Wednesday, September 27, 2006

The Perfect Fit


Today is Jeans Day at the Academy. For a five dollar donation to the Walk for Hospice, we earn the right to wear jeans and be out of dress code for the day. Although I lived in jeans for my four years of college, it still seems odd to wear them to school. It wasn’t until 1970 that students were allowed to wear them to classes at Newburyport High School. Before that, I remember occasionally getting singled out at the front door to drop to my knees and have the length of my skirt measured! Once the jean restriction was lifted, girls went from mini skirts to denim clad legs. We haunted Newburyport’s head shop, Siddhartha’s, and bought our hip-huggers and bell bottoms.

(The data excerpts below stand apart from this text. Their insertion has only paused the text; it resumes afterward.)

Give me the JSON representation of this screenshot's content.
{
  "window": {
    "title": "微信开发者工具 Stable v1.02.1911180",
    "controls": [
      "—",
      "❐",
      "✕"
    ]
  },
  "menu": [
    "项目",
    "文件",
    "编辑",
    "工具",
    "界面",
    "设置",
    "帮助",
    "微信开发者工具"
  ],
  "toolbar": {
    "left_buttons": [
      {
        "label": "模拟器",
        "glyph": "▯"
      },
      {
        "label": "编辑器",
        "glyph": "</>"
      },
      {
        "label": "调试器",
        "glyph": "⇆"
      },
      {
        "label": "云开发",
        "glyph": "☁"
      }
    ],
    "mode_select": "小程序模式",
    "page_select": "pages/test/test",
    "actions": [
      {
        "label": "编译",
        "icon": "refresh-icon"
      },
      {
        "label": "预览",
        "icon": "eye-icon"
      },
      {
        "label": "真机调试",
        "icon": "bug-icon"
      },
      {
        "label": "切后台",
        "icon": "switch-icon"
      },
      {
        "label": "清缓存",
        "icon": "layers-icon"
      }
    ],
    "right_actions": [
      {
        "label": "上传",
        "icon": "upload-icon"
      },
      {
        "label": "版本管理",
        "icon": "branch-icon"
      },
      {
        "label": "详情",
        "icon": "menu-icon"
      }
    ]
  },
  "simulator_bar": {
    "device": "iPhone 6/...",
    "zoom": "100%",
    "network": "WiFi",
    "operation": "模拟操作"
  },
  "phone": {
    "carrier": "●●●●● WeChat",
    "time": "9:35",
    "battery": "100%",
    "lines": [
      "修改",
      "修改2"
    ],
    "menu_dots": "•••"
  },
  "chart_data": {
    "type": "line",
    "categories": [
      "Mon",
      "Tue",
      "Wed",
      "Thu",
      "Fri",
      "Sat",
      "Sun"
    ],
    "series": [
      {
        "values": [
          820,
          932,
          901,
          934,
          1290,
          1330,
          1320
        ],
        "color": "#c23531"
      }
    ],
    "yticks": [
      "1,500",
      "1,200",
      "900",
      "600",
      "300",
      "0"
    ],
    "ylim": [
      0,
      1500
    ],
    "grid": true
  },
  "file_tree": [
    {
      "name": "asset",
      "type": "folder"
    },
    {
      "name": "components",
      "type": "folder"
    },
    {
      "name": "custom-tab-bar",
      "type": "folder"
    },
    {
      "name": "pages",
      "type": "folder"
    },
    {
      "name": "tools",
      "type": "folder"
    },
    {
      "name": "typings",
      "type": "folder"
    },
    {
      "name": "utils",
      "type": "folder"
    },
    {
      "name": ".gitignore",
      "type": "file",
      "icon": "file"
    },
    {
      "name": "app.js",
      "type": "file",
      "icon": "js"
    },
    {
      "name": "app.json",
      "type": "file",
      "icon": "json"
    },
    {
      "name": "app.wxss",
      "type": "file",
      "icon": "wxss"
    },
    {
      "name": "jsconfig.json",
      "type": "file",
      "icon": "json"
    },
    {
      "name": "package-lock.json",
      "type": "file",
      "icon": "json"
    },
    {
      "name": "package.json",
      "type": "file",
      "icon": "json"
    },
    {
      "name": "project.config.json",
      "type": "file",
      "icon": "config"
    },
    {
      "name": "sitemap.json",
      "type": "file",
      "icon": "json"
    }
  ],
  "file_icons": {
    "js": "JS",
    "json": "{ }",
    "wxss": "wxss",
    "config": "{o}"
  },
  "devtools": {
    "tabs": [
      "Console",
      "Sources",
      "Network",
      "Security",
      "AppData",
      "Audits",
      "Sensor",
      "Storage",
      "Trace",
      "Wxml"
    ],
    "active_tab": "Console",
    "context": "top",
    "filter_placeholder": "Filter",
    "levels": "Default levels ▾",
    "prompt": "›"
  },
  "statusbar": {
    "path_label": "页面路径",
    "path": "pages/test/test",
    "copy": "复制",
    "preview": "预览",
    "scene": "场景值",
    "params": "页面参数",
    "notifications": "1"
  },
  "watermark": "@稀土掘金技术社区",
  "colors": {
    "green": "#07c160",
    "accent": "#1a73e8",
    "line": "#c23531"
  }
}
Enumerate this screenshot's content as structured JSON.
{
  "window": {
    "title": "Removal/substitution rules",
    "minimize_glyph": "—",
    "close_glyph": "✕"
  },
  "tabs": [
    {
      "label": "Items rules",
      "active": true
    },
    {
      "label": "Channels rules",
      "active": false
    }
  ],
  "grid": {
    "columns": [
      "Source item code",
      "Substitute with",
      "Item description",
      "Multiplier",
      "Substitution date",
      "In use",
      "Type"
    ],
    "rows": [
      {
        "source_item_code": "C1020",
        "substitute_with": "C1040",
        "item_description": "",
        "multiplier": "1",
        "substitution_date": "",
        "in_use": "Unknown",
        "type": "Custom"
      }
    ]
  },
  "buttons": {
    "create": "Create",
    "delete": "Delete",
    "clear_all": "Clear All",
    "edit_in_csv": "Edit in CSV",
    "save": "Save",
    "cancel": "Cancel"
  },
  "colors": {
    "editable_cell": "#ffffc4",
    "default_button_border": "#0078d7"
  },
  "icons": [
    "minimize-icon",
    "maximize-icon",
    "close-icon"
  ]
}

Jeans have come far from those days when the brands were Levi, Lee, or Wranglers. They were inexpensive and had only several deviations in styles. The color was indigo and they were so stiff that they needed several washings before they were soft enough to wear. The rips and tears were genuine. Although still the choice of the masses to wear, jeans are now part of the global economy and manufactured off our shores in a variety of styles and colors. Jeans: a cultural history of an American icon (687.1 SUL) by James Sullivan is a fascinating look from their beginnings on the western frontier to their place in our wardrobes today.